The well kempt easy path through the forest ran out after about 10 minutes and was replaced with boulders that required some effort to clamber over. Emily and I were in our element but Kat wasn’t so impressed with the guide’s “easy walk”. It wasn’t long before both Kat and Emily had realised flip flops were not ideal footwear for the terrain, the guide had clearly never walked this far, and were clambering over the rocks in bare feet.
It took us about 10 minutes, jumping from boulder to boulder over high drops and slithering through thin nooks and crannies whilst trying to ascend shear boulders with metal foot holders driven into the rock, to reach the third fall. Once there we had the place to ourselves and swam for a while taking take pictures of ourselves in the water
Back at the car we drove back into Nah Trang to the Cham towers. These towers were built by the Hindu Cham people between the seventh and twelfth centuries. Now many of the baked red bricks of the towers are crumbling due to age but are being carefully restored.
Only four towers remain. Visitors enter the site via a swirling staircase but back in the day worshippers would have entered the Mandapa or meditation and offering hall whose stone pillars are still visible. From there they would have climbed a very steep set of steps up the hillside to the main tower – which still stands.
The main tower is framed by smaller towers on each side, each tower looking impressive despite the effects of weathering. Inside the main tower worshipers swarmed in great number placing brightly coloured offerings on the alter and lighting so much incense the smoke clouded the view and it was almost difficult to breath.

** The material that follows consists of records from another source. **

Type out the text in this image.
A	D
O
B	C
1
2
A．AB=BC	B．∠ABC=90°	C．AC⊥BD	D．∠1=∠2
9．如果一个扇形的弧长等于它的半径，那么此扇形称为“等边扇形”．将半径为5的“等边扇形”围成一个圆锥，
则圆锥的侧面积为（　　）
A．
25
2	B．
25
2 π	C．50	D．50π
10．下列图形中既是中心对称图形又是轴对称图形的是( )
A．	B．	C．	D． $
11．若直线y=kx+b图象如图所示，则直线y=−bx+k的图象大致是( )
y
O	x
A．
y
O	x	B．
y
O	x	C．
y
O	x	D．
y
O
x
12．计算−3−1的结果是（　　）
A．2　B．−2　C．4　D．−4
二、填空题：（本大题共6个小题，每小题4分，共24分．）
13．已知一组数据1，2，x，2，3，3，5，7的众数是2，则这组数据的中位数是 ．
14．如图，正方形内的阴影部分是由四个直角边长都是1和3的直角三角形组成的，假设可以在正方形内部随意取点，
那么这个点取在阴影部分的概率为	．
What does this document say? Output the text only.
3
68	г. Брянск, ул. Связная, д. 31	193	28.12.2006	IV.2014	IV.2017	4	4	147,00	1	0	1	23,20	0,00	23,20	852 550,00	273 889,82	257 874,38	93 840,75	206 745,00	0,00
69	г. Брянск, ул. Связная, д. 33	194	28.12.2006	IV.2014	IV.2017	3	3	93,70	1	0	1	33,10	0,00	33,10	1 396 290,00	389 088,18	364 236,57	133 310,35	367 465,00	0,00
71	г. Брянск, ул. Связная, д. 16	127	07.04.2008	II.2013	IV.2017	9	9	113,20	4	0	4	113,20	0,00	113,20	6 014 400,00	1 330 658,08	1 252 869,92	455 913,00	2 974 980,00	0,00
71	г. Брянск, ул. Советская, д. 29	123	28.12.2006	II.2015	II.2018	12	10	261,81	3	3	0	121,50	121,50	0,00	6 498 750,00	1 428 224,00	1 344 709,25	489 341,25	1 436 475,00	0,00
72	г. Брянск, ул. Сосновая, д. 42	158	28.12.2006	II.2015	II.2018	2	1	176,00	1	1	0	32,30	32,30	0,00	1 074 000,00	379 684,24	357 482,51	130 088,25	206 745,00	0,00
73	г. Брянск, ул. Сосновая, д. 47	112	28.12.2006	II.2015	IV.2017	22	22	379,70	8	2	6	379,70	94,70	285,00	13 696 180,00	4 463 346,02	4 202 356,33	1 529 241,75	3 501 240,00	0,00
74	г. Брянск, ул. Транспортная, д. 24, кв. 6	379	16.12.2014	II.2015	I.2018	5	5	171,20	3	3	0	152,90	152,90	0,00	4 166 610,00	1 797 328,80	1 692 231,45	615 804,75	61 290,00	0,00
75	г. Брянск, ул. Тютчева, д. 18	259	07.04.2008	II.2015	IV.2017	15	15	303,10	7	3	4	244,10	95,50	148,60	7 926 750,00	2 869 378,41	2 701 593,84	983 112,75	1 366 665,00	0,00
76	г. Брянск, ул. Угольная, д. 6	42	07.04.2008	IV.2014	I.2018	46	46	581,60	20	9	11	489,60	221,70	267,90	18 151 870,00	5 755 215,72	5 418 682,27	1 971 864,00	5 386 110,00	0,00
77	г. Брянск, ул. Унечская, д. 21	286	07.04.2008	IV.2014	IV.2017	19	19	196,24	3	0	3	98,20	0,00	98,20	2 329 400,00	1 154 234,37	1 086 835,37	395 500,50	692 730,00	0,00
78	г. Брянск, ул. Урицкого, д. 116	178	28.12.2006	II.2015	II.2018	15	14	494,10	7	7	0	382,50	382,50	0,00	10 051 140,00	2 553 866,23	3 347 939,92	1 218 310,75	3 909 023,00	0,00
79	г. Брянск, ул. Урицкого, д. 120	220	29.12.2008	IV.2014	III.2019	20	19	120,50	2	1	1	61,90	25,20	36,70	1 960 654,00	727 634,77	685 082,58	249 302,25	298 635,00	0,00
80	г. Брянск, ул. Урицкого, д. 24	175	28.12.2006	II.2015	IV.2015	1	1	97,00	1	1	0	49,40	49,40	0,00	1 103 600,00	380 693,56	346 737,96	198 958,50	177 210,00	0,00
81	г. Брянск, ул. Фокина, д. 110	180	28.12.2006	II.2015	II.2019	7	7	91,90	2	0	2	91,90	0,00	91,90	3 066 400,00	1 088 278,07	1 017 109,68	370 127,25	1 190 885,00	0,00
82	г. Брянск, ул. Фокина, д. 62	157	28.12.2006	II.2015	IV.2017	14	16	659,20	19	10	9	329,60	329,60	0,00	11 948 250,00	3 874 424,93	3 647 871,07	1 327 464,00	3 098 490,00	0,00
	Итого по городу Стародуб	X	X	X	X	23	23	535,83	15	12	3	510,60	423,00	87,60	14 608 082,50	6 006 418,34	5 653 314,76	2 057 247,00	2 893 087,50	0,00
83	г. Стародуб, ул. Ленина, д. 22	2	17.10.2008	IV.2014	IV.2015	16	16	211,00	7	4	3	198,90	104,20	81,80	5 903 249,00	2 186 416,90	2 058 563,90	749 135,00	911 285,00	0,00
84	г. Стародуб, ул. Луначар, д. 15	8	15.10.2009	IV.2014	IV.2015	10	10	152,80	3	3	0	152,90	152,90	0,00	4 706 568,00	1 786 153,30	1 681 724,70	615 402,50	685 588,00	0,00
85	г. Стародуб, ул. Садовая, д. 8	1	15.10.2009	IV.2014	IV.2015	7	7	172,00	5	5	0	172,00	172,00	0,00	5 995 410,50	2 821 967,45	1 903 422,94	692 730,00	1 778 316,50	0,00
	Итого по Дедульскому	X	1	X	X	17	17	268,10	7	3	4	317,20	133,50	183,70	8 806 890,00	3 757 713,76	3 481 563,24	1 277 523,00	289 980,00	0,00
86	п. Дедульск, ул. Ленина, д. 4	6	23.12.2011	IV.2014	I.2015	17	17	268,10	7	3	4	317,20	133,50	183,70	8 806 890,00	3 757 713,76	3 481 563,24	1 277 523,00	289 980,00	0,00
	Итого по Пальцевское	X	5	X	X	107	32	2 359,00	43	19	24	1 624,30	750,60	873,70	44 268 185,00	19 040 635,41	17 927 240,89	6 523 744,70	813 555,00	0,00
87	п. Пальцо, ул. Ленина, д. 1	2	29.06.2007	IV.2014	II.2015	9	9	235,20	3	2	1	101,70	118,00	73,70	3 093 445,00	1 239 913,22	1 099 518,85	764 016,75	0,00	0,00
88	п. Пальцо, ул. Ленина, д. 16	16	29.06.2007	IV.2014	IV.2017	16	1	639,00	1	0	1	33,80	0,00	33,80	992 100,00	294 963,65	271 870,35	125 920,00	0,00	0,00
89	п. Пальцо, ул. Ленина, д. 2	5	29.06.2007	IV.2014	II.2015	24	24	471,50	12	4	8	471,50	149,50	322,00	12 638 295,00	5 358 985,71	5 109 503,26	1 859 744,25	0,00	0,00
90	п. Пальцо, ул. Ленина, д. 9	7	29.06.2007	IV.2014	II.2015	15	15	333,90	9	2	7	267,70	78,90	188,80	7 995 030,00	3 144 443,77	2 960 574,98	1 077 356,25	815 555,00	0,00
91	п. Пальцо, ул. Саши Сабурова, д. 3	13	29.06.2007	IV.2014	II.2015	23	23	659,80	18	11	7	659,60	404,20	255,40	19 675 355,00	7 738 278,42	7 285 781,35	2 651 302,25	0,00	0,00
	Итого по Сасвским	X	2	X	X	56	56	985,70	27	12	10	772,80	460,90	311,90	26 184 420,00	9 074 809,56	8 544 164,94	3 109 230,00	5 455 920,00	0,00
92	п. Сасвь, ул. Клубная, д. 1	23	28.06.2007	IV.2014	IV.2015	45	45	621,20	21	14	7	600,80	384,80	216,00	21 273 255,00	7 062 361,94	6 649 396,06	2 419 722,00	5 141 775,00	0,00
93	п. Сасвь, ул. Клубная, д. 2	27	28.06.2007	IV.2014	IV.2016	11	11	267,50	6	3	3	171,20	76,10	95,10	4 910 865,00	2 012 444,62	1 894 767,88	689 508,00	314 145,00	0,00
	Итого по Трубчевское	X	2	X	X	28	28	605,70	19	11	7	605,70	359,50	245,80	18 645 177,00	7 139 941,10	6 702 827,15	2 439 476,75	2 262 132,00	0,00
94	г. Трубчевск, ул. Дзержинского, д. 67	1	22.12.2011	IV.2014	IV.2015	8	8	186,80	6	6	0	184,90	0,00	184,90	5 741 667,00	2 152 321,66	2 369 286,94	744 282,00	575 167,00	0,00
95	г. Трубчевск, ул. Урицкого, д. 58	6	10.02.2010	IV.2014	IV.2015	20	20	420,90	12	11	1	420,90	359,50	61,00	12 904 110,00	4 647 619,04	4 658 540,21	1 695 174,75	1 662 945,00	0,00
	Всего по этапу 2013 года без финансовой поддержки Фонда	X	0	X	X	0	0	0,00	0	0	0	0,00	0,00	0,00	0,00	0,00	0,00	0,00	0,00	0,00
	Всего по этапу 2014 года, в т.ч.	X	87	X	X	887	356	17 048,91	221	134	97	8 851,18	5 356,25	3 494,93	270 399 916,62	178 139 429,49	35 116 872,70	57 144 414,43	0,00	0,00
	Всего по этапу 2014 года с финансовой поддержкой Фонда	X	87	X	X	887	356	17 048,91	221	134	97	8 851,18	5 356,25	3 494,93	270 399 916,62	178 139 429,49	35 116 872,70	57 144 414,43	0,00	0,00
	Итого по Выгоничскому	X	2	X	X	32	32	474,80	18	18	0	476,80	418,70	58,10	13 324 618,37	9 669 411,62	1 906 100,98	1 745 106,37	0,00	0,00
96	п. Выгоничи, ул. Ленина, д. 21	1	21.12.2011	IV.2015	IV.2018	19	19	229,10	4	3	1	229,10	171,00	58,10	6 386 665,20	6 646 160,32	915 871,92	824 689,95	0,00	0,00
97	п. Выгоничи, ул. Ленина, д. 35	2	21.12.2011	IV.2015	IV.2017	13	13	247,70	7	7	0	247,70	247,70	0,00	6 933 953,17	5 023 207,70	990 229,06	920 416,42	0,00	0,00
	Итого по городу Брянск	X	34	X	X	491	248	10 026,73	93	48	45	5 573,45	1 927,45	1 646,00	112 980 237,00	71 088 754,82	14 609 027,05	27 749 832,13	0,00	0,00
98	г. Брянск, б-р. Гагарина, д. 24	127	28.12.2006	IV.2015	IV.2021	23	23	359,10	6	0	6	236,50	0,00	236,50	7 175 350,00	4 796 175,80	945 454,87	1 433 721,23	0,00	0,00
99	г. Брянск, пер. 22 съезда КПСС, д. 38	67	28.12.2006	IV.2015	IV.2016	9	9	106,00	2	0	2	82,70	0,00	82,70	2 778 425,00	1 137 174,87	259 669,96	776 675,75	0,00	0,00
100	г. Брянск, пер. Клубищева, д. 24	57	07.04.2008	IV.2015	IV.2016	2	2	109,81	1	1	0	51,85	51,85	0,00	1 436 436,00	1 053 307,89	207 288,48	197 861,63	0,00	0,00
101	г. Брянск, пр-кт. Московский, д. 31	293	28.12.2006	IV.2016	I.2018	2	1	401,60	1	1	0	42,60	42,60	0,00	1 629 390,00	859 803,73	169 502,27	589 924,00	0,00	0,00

The towers were impressive but after visiting the Angkor temples in Cambodia any ancient architecture is a bit of an anti-climax – nothing is ever quite as impressive as what I’ve seen before.
The guide took us next to a fishing villages whose flotilla of blue and red fishing boats could be seen from the steps leading up to the towers. We drove across the Ha Ra Bridge and stopped on the road side walking from there past rows and rows of drying fish into the village. The guide assured us the villagers liked him bringing tourists round to see the way they lived. The village turned out to be little more than a community who lived under the bridge and the whole thing felt a bit intrusive.
The guide approached some women collecting in the dried fish and chatted to them; they chatted back but didn’t seem all that pleased to see him. Then we crossed to the other side of the bridge where the men, who fished at night, were sat playing cards. Once again they didn’t seem enamored with our presence and as quickly as we could we made our excuses and left.
In one way it had been good to see the sofa and mat used as a front room set up against the side of the bridge, the make shift kitchen and work surfaces built by balancing wood on old crates and the sleeping quarters consisting of little more than some hammocks and blankets on the sand, but it wasn’t nice for the villagers to be paraded like that.
Our final stop of the day was Long Son Pagoda where a massive White Buddha stood on top a hill. The Pagoda was founded in the late 19th century and has been rebuilt many times over the years but was much like any other Pagoda I’ve seen. I was more interested in climbing the 154 steps leading to the White Buddha.
Half way up the step the guide lead us off to see a massive 18 meter long statue of the sleeping Buddha, then onto the temple bell where we found him sat inside the bell as a monk struck it. He got out saying it was good inside so Katrina climbed in for a go. After about four strikes she got out saying it wasn’t as loud as anticipated. To save time Emily and I climbed in together. Inside pieces of paper were stuck all over the bell, I’m sure they were prayers or something equally meaningful but in the scrawled Vietnamese handwriting on old scraps of paper they could have been an old shopping list! As the monk stuck the bell the sound reverberated around the inside, the monk chanted whilst the sound contained to hum around the bell. I sat there looking around wondering what the meaning of it all was and laughing at Emily who had her fingers in her ears. I’m sure I should have been thinking about something more meaningful but it was hard to concentrate with the constant humming interrupted every 30 seconds of so with a loud bang as the bell was struck again.
With the sound of the bell still ringing in my ears we made our way up the remainder of the 154 steps to the White Buddha. The White Buddha sits atop a lotus leaf and stretchers an impressive 13 meters into the sky. It was an imposing structure to be standing underneath, built in 1965 it is dedicated to the monks who died protesting against the US supported Diem regime.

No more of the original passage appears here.